Description
This vibrant recipe features spicy maple roast carrots paired with crispy chickpeas and a tangy yogurt sauce. The carrots are glazed with a sweet and spicy maple sriracha sauce and roasted until tender and caramelized, while the chickpeas become perfectly crispy with smoky spices. Topped with a refreshing garlic lemon yogurt sauce, fresh coriander, and toasted pistachios, this dish is a deliciously balanced vegetarian option perfect as a side or light meal.
Ingredients
Scale
Carrots
- 16 Dutch carrots, scrubbed clean and tops trimmed (keep 2cm/1″ of tops for looks)
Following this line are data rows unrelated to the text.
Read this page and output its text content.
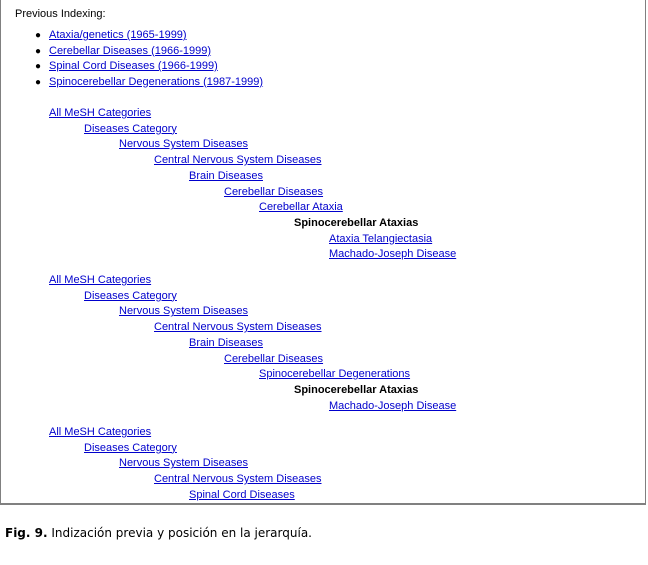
Previous Indexing:
● Ataxia/genetics (1965-1999)
● Cerebellar Diseases (1966-1999)
● Spinal Cord Diseases (1966-1999)
● Spinocerebellar Degenerations (1987-1999)
All MeSH Categories
Diseases Category
Nervous System Diseases
Central Nervous System Diseases
Brain Diseases
Cerebellar Diseases
Cerebellar Ataxia
Spinocerebellar Ataxias
Ataxia Telangiectasia
Machado-Joseph Disease
All MeSH Categories
Diseases Category
Nervous System Diseases
Central Nervous System Diseases
Brain Diseases
Cerebellar Diseases
Spinocerebellar Degenerations
Spinocerebellar Ataxias
Machado-Joseph Disease
All MeSH Categories
Diseases Category
Nervous System Diseases
Central Nervous System Diseases
Spinal Cord Diseases
Fig. 9. Indización previa y posición en la jerarquía.
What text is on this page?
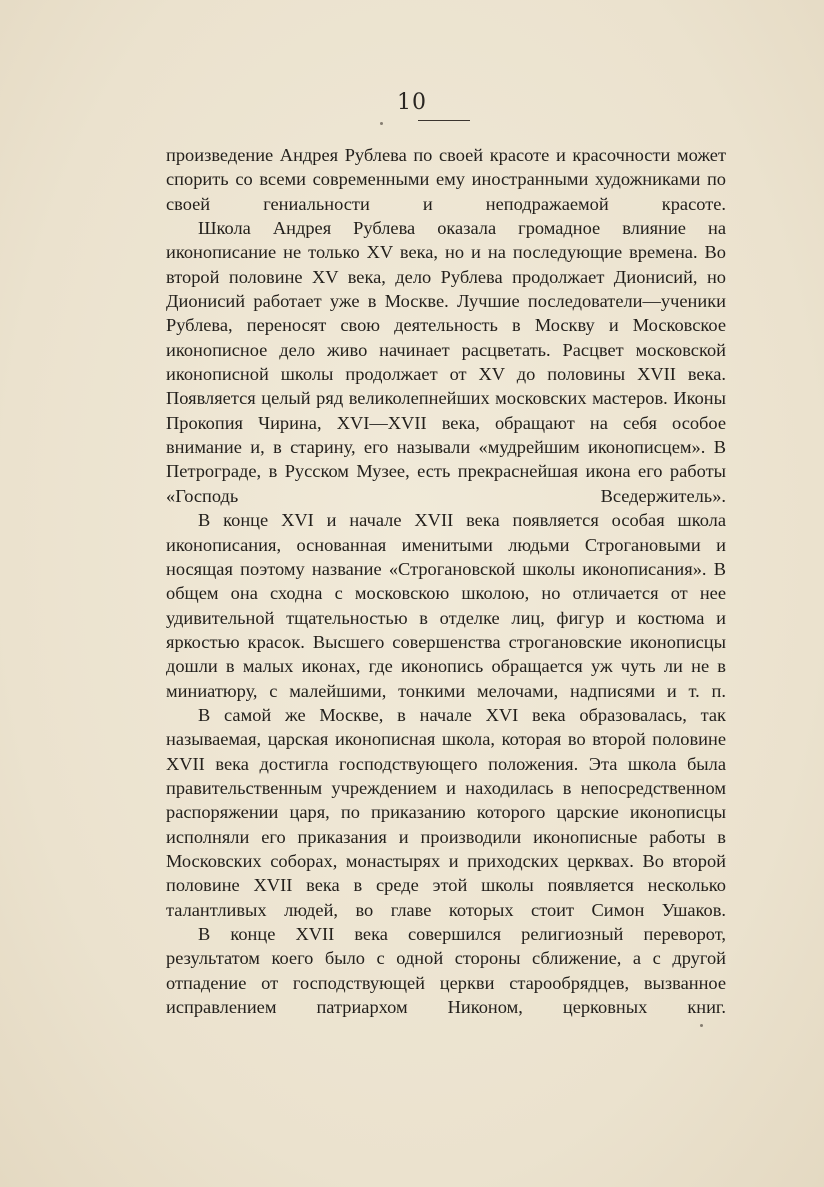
10

произведение Андрея Рублева по своей красоте и красочности может спорить со всеми современными ему иностранными художниками по своей гениальности и неподражаемой красоте.

Школа Андрея Рублева оказала громадное влияние на иконописание не только XV века, но и на последующие времена. Во второй половине XV века, дело Рублева продолжает Дионисий, но Дионисий работает уже в Москве. Лучшие последователи—ученики Рублева, переносят свою деятельность в Москву и Московское иконописное дело живо начинает расцветать. Расцвет московской иконописной школы продолжает от XV до половины XVII века. Появляется целый ряд великолепнейших московских мастеров. Иконы Прокопия Чирина, XVI—XVII века, обращают на себя особое внимание и, в старину, его называли «мудрейшим иконописцем». В Петрограде, в Русском Музее, есть прекраснейшая икона его работы «Господь Вседержитель».

В конце XVI и начале XVII века появляется особая школа иконописания, основанная именитыми людьми Строгановыми и носящая поэтому название «Строгановской школы иконописания». В общем она сходна с московскою школою, но отличается от нее удивительной тщательностью в отделке лиц, фигур и костюма и яркостью красок. Высшего совершенства строгановские иконописцы дошли в малых иконах, где иконопись обращается уж чуть ли не в миниатюру, с малейшими, тонкими мелочами, надписями и т. п.

В самой же Москве, в начале XVI века образовалась, так называемая, царская иконописная школа, которая во второй половине XVII века достигла господствующего положения. Эта школа была правительственным учреждением и находилась в непосредственном распоряжении царя, по приказанию которого царские иконописцы исполняли его приказания и производили иконописные работы в Московских соборах, монастырях и приходских церквах. Во второй половине XVII века в среде этой школы появляется несколько талантливых людей, во главе которых стоит Симон Ушаков.

В конце XVII века совершился религиозный переворот, результатом коего было с одной стороны сближение, а с другой отпадение от господствующей церкви старообрядцев, вызванное исправлением патриархом Никоном, церковных книг.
- 600g/1.2 lb regular carrots (5 medium), peeled, cut into quarters
- 3 tbsp maple syrup (or 2 1/2 tbsp honey)
- 2 tbsp sriracha
- 1 1/2 tbsp olive oil
- 1/4 tsp cooking salt / kosher salt
- 1/4 tsp black pepper
Crispy Chickpeas
- 400g/14 oz can chickpeas, drained
- 1 tbsp olive oil
- 1/2 tsp smoked paprika
- 1/4 tsp garlic powder
- 1/4 tsp onion powder
- 1/4 tsp cooking salt / kosher salt
- 1/4 tsp black pepper
- 1 tbsp maple syrup
- 1/2 tbsp sriracha
Yogurt Sauce
- 1 cup plain yogurt
- 1/2 tsp garlic, finely grated
- 1 tbsp lemon juice
- 1 tbsp extra virgin olive oil
- 1/4 tsp cooking salt / kosher salt
- 2 tbsp finely chopped coriander/cilantro leaves
- 3 tbsp toasted pistachios, finely chopped
Instructions
- Preheat Oven: Preheat your oven to 200°C/425°F (180°C fan) and arrange your oven racks to ensure even cooking.
- Prepare Chickpeas and Carrots: Drain the canned chickpeas and spread them out on a baking tray. Toss the prepared Dutch and regular carrots with the spicy maple sauce made from maple syrup, sriracha, olive oil, salt, and pepper.
- Initial Roasting: Place both the carrots and chickpeas in the preheated oven. Roast the chickpeas for 10 minutes to start crisping them up.
- Season Chickpeas: Remove the chickpeas after 10 minutes and toss them with olive oil, smoked paprika, garlic powder, onion powder, salt, pepper, maple syrup, and sriracha. Spread chickpeas evenly again on the tray.
- Continue Roasting: Return the chickpeas to the oven and roast until crispy, about an additional 15-20 minutes. At the same time, roast the carrots for a full 30 minutes, until they are tender and caramelized.
- Prepare Yogurt Sauce: While roasting, combine the plain yogurt, grated garlic, lemon juice, extra virgin olive oil, and salt in a bowl. Mix well and set aside to let the flavors meld.
- Assemble the Dish: On serving plates, spread a generous layer of the yogurt sauce. Arrange the roasted carrots on top, drizzle with extra yogurt sauce, then scatter the crispy chickpeas over the dish.
- Garnish and Serve: Finish by sprinkling chopped coriander/cilantro leaves and toasted pistachios over the top. Serve immediately for best texture.
Notes
- Make sure to keep a small piece of carrot top for presentation as it adds a fresh look.
- Adjust the amount of sriracha based on your preferred spice level.
- To toast pistachios, simply heat them in a dry skillet over medium heat until fragrant, about 3-5 minutes.
- Use plain yogurt or Greek yogurt depending on your texture preference.
- This dish is best served immediately to enjoy the crispiness of the chickpeas and the freshness of the yogurt sauce.